Il quesito formulato è il seguente: se le disposizioni dell’art. 18 st. lav. non implichino che il licenziamento privo di giusta causa o giustificato motivo, sia un negozio annullabile e, pertanto, produca i suoi effetti (cessazione del rapporto) sino a quando non interviene una sentenza che lo annulli e, di conseguenza, se un secondo licenziamento, intimato al lavoratore prima della sentenza con cui viene accolta l’impugnazione del primo licenziamento debba considerarsi nullo ed inefficace.

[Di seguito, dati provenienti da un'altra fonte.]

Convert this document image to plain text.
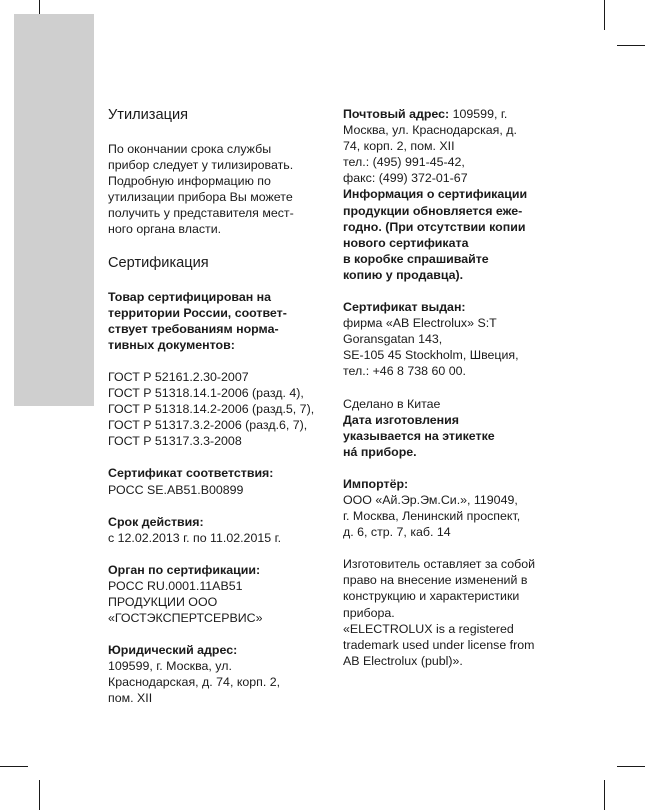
Утилизация

По окончании срока службы
прибор следует у тилизировать.
Подробную информацию по
утилизации прибора Вы можете
получить у представителя мест-
ного органа власти.

Сертификация

Товар сертифицирован на
территории России, соответ-
ствует требованиям норма-
тивных документов:

ГОСТ Р 52161.2.30-2007
ГОСТ Р 51318.14.1-2006 (разд. 4),
ГОСТ Р 51318.14.2-2006 (разд.5, 7),
ГОСТ Р 51317.3.2-2006 (разд.6, 7),
ГОСТ Р 51317.3.3-2008
Сертификат соответствия:
РОСС SE.АВ51.В00899
Срок действия:
с 12.02.2013 г. по 11.02.2015 г.
Орган по сертификации:
РОСС RU.0001.11АВ51
ПРОДУКЦИИ ООО
«ГОСТЭКСПЕРТСЕРВИС»
Юридический адрес:
109599, г. Москва, ул.
Краснодарская, д. 74, корп. 2,
пом. XII
Почтовый адрес: 109599, г.
Москва, ул. Краснодарская, д.
74, корп. 2, пом. XII
тел.: (495) 991-45-42,
факс: (499) 372-01-67
Информация о сертификации
продукции обновляется еже-
годно. (При отсутствии копии
нового сертификата
в коробке спрашивайте
копию у продавца).
Сертификат выдан:
фирма «AB Electrolux» S:T
Goransgatan 143,
SE-105 45 Stockholm, Швеция,
тел.: +46 8 738 60 00.
Сделано в Китае
Дата изготовления
указывается на этикетке
нá приборе.
Импортёр:
ООО «Ай.Эр.Эм.Си.», 119049,
г. Москва, Ленинский проспект,
д. 6, стр. 7, каб. 14
Изготовитель оставляет за собой
право на внесение изменений в
конструкцию и характеристики
прибора.
«ELECTROLUX is a registered
trademark used under license from
AB Electrolux (publ)».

Il collegio ritiene che al quesito debba essere data risposta positiva ribadendo nel caso in esame l’orientamento per cui “il datore di lavoro, qualora abbia già intimato al lavoratore il licenziamento per una determinata causa o motivo, può legittimamente intimargli un secondo licenziamento, fondato su una diversa causa o motivo, restando quest’ultimo del tutto autonomo e distinto rispetto al primo. Ne consegue che entrambi gli atti di recesso sono in sé astrattamente idonei a raggiungere lo scopo della risoluzione del rapporto, dovendosi ritenere il secondo licenziamento produttivo di effetti solo nel caso in cui venga riconosciuto invalido o inefficace il precedente” (da ultimo, cfr. Cass. 20 gennaio 2011, n. 1244, cui si rinvia anche per il richiamo dei precedenti).
Con l’unico motivo di ricorso incidentale la società denunzia violazione dell’art. 7 della legge 300 del 1978 e vizio di insufficiente motivazione.

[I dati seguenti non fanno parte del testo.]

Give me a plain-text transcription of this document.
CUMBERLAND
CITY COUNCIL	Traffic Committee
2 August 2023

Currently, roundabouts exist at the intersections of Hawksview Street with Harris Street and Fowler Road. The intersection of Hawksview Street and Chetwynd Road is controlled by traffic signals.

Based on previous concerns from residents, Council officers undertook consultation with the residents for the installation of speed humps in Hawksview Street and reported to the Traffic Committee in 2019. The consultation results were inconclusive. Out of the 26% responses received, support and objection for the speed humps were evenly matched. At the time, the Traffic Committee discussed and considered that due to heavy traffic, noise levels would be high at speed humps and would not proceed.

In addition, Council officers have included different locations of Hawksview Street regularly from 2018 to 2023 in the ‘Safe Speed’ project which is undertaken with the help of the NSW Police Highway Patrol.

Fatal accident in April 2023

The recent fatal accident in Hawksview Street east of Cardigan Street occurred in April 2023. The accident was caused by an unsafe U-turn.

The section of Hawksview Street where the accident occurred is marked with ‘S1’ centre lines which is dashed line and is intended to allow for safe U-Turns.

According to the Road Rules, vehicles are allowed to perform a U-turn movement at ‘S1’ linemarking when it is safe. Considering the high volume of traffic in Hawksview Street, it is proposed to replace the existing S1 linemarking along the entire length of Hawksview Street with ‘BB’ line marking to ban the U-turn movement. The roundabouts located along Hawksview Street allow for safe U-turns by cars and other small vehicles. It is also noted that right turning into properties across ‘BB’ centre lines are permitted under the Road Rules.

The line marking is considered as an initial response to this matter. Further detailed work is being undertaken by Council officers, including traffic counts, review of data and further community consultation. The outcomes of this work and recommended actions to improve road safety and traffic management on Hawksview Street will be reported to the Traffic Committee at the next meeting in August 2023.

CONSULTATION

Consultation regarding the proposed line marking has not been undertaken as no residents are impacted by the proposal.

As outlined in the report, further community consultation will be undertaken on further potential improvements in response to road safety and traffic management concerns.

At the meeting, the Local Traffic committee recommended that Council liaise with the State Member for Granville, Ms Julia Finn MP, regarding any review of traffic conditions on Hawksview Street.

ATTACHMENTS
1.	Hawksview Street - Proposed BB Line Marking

Il ricorso è nei confronti della parte della sentenza che ha confermato il giudizio di illegittimità del primo licenziamento.
Il quesito di diritto è: se l’art. 7 cit. colpisca o meno con l’inefficacia la sanzione disciplinare anche nel caso in cui il rappresentante del datore di lavoro in seno al collegio si dimetta dopo essere stato designato e dopo che il collegio si sia regolarmente insediato.

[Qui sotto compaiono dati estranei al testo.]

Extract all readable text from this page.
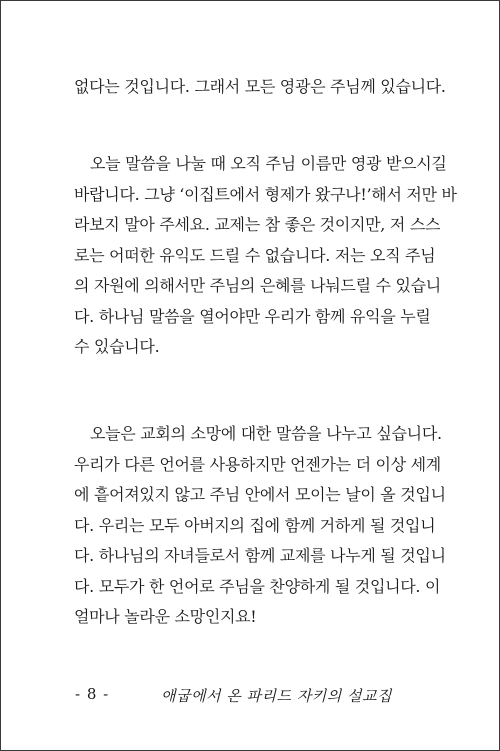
없다는 것입니다. 그래서 모든 영광은 주님께 있습니다.
오늘 말씀을 나눌 때 오직 주님 이름만 영광 받으시길
바랍니다. 그냥 ‘이집트에서 형제가 왔구나!’해서 저만 바
라보지 말아 주세요. 교제는 참 좋은 것이지만, 저 스스
로는 어떠한 유익도 드릴 수 없습니다. 저는 오직 주님
의 자원에 의해서만 주님의 은혜를 나눠드릴 수 있습니
다. 하나님 말씀을 열어야만 우리가 함께 유익을 누릴
수 있습니다.
오늘은 교회의 소망에 대한 말씀을 나누고 싶습니다.
우리가 다른 언어를 사용하지만 언젠가는 더 이상 세계
에 흩어져있지 않고 주님 안에서 모이는 날이 올 것입니
다. 우리는 모두 아버지의 집에 함께 거하게 될 것입니
다. 하나님의 자녀들로서 함께 교제를 나누게 될 것입니
다. 모두가 한 언어로 주님을 찬양하게 될 것입니다. 이
얼마나 놀라운 소망인지요!
- 8 -	애굽에서 온 파리드 자키의 설교집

Il vizio di motivazione concernerebbe un fatto decisivo per il giudizio così specificato nel ricorso: un fatto “consistente in ciò che è stato ritenuto non legittimo il licenziamento del 26 ottobre 1999 per la insufficienza delle sanzioni che avrebbero giustificato la irrogazione”.
Quello indicato però non è un fatto ma una valutazione operata dalla Corte. Si è in presenza pertanto di un giudizio di merito che rimane sottratto alla valutazione del giudice di legittimità, se non vengono denunziati specifici errori logici nella motivazione.
La censura di violazione di legge, peraltro, ha un rilievo molto circoscritto.
Il Tribunale ha ritenuto il licenziamento illegittimo. La società ha appellato tale motivazione. La Corte ha convenuto con il Tribunale sulla non adeguatezza di una sanzione così grave ai fatti oggetto di una serie di sanzioni disciplinari minori, che, valutati complessivamente, non giustificavano il recesso.
All’interno di tale valutazione ha anche considerato che sulla prima sanzione “non si è neppure pronunciato il collegio arbitrale, a seguito delle dimissioni del rappresentante datoriale”, ma ha aggiunto subito dopo che in ogni caso dette sanzioni non erano tali da giustificare l’irrogazione del licenziamento delle sanzioni disciplinari, esaminando i singoli addebiti e spiegando il perché della sua valutazione di non proporzionalità, anche alla luce della giurisprudenza di questa Corte (cfr. pag. 4 e pag. 5 della sentenza).
Pertanto, la considerazione formale sulla prima sanzione della serie non è dirimente perché la Corte ha comunque (“in ogni caso”) valutato tutti i fatti contestati e le relative sanzioni, per concludere, con congrua motivazione di merito, che, anche se considerati complessivamente, non giustificavano il licenziamento.
Il ricorso incidentale pertanto è infondato.
Entrambi i ricorsi devono quindi essere rigettati; ciò impone di compensare delle spese tra le parti.
P.Q.M.
La Corte riunisce i ricorsi, li rigetta entrambi e compensa le spese.